Marianne : Pourquoi les eurodéputés français verts ont-ils voté contre la directive sur le secret des affaires ?
Pascal Durand : Pour une raison simple : cette directive sur le secret des affaires se base sur de fausses justifications. C’est le plus gros enfumage que j’ai vu depuis que je suis eurodéputé. C’est un mensonge institutionnel. Les deux arguments mis en avant par ses défenseurs sont, d’une part, qu’elle va permettre de protéger les PME et de l’autre, accroître la protection des salariés.

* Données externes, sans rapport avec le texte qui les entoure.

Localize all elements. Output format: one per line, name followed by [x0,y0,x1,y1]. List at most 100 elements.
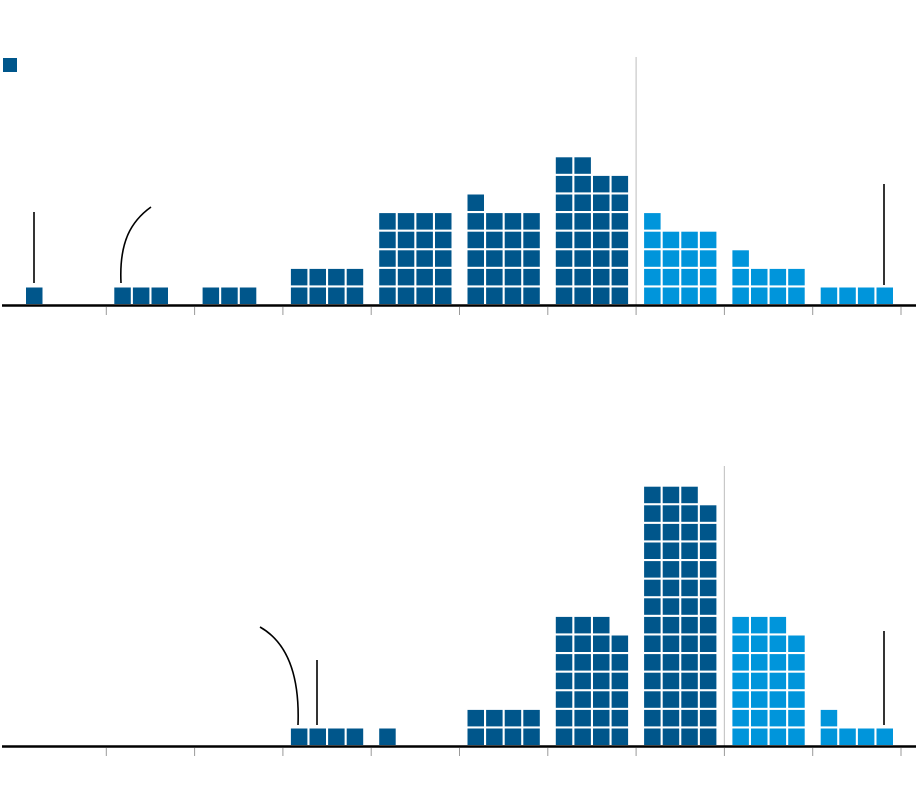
waffle-block [751,616,768,634]
waffle-block [593,250,610,267]
waffle-block [699,523,717,541]
waffle-block [486,728,503,745]
waffle-block [662,523,680,541]
waffle-block [114,287,131,304]
waffle-block [397,250,415,267]
waffle-block [574,709,591,727]
waffle-block [523,250,540,267]
waffle-block [593,231,610,249]
waffle-block [769,287,787,304]
waffle-block [504,268,522,286]
waffle-block [788,672,805,690]
waffle-block [662,616,680,634]
waffle-block [611,709,629,727]
waffle-block [769,616,787,634]
waffle-block [397,213,415,230]
waffle-block [662,691,680,708]
waffle-block [379,287,396,304]
waffle-block [876,287,893,304]
waffle-block [751,654,768,671]
waffle-block [290,728,308,745]
waffle-block [593,287,610,304]
waffle-block [555,194,573,211]
waffle-block [788,268,805,286]
waffle-block [699,250,717,267]
waffle-block [699,709,717,727]
waffle-block [644,213,661,230]
waffle-block [467,231,484,249]
waffle-block [435,250,452,267]
waffle-block [328,728,345,745]
waffle-block [788,635,805,652]
waffle-block [732,691,749,708]
waffle-block [290,287,308,304]
waffle-block [681,616,698,634]
waffle-block [346,268,364,286]
waffle-block [644,654,661,671]
waffle-block [593,709,610,727]
waffle-block [857,287,875,304]
waffle-block [662,287,680,304]
waffle-block [751,672,768,690]
waffle-block [681,654,698,671]
waffle-block [504,709,522,727]
waffle-block [788,709,805,727]
waffle-block [555,709,573,727]
waffle-block [593,728,610,745]
waffle-block [769,268,787,286]
waffle-block [467,213,484,230]
waffle-block [681,709,698,727]
waffle-block [681,672,698,690]
waffle-block [662,486,680,504]
waffle-block [309,268,326,286]
waffle-block [699,268,717,286]
waffle-block [611,728,629,745]
waffle-block [644,231,661,249]
waffle-block [467,287,484,304]
waffle-block [662,654,680,671]
waffle-block [699,635,717,652]
waffle-block [788,287,805,304]
waffle-block [769,654,787,671]
waffle-block [504,250,522,267]
waffle-block [732,635,749,652]
waffle-block [555,213,573,230]
waffle-block [611,194,629,211]
waffle-block [523,213,540,230]
waffle-block [574,654,591,671]
waffle-block [681,505,698,522]
waffle-block [699,654,717,671]
waffle-block [699,691,717,708]
waffle-block [662,505,680,522]
waffle-block [346,728,364,745]
waffle-block [467,194,484,211]
waffle-block [416,250,433,267]
waffle-block [151,287,168,304]
waffle-block [699,672,717,690]
waffle-block [239,287,257,304]
waffle-block [611,654,629,671]
waffle-block [593,672,610,690]
waffle-block [593,175,610,193]
waffle-block [221,287,238,304]
waffle-block [290,268,308,286]
waffle-block [751,709,768,727]
waffle-block [486,231,503,249]
waffle-block [555,728,573,745]
waffle-block [644,672,661,690]
waffle-block [555,654,573,671]
waffle-block [732,654,749,671]
waffle-block [788,654,805,671]
waffle-block [379,231,396,249]
waffle-block [555,175,573,193]
waffle-block [681,542,698,559]
waffle-block [467,250,484,267]
waffle-block [523,231,540,249]
waffle-block [699,616,717,634]
waffle-block [751,728,768,745]
waffle-block [574,728,591,745]
waffle-block [644,486,661,504]
waffle-block [504,287,522,304]
waffle-block [662,231,680,249]
waffle-block [26,287,43,304]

Mais vous imaginez bien que ce n’est pas franchement l’inquiétude du boulanger du coin que de se faire voler des informations sur son entreprise… Soyons sérieux !
En réalité, cette directive n’est destinée qu’à permettre aux grandes entreprises d’estampiller sous le sceau du secret des affaires tous les éléments qu’elles voudront. Cette directive crée un « socle », c’est le mot utilisé, du secret des affaires. Toutes les informations liées à l’entreprise seront protégées par le secret des affaires, sauf celles qu’elle décide de rendre public. Nous sommes dans une inversion complète du mouvement pour la transparence ! Le principe étant que tout est opaque, à part ce qu’a décidé de révéler l’entreprise.

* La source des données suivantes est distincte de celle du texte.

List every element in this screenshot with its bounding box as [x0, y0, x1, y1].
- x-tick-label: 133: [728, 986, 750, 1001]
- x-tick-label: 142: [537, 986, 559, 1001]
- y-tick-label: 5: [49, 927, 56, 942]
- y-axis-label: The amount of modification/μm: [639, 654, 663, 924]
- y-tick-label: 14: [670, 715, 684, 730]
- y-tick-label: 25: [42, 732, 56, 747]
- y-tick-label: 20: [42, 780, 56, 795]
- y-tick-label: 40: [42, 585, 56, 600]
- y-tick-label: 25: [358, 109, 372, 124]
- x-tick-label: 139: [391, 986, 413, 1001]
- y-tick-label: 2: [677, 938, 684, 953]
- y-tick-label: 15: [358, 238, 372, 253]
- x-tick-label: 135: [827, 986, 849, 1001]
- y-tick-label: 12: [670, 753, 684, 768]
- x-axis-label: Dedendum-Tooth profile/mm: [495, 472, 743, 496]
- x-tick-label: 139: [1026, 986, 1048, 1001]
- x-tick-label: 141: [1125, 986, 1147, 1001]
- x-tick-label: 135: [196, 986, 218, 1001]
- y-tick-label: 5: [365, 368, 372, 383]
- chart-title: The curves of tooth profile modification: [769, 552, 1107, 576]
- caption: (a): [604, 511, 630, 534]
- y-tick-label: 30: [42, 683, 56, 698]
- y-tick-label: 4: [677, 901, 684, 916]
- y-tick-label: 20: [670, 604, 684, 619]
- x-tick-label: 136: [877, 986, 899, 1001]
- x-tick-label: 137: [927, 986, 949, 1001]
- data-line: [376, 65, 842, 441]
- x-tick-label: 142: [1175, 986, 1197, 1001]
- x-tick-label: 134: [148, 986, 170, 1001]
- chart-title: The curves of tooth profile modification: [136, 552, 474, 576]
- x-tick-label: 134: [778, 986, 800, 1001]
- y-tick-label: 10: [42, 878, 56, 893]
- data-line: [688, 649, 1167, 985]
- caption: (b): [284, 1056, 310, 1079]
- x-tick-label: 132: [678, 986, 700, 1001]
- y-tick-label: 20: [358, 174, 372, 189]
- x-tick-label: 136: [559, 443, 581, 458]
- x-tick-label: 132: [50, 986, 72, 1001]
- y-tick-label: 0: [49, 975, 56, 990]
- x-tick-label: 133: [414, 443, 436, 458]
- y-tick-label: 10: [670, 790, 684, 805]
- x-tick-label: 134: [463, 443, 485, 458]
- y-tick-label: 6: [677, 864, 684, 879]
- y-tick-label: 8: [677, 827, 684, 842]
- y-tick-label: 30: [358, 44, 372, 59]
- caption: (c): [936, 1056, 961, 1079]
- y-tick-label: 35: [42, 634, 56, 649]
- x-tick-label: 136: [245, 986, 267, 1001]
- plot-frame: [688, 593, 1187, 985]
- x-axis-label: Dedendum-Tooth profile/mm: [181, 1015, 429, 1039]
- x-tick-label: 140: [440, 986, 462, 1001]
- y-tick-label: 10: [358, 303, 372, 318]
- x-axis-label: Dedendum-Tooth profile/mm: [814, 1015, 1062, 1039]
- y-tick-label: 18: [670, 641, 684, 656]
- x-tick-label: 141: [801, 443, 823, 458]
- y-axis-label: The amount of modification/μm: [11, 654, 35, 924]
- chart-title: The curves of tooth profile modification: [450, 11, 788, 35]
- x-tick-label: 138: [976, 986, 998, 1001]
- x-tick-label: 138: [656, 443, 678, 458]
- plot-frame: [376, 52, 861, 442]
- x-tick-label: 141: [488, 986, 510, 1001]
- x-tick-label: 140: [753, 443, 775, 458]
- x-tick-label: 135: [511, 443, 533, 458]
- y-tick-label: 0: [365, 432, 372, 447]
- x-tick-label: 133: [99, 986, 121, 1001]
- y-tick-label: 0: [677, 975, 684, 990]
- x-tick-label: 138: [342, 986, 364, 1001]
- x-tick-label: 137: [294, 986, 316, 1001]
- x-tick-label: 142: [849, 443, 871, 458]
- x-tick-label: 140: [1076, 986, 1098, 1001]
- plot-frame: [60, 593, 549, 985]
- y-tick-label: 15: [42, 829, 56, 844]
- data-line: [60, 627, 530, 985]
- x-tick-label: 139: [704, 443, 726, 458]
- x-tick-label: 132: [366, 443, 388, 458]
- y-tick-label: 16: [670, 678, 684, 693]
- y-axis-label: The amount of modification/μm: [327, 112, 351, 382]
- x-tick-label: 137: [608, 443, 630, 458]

L’autre idée avancée, notamment parmi les socialistes européens, est qu’elle permet d’accroître la protection des salariés dans la révélation d’affaires. C’est faux ! La directive, et il a fallu se battre pour obtenir cette petite avancée, ne protège que dans des conditions très limitées les représentants du personnel et, dans les pays européens qui n’en n’ont pas, les salariés qui ont agi dans l’intérêt collectif. Concrètement, si un agent d’une centrale nucléaire découvre une fissure sur une cuve, il ne pourra pas agir directement. Quant aux lanceurs d’alerte, ils ne seront protégés que s’ils dénoncent un acte illégal, un fait inapproprié ou contre l’intérêt général. Qu’est ce qu’un fait inapproprié ? On ouvre ici la porte à l’arbitraire total. C’est un texte qui va clairement empêcher le travail d’investigation des journalistes en tarissant leurs sources.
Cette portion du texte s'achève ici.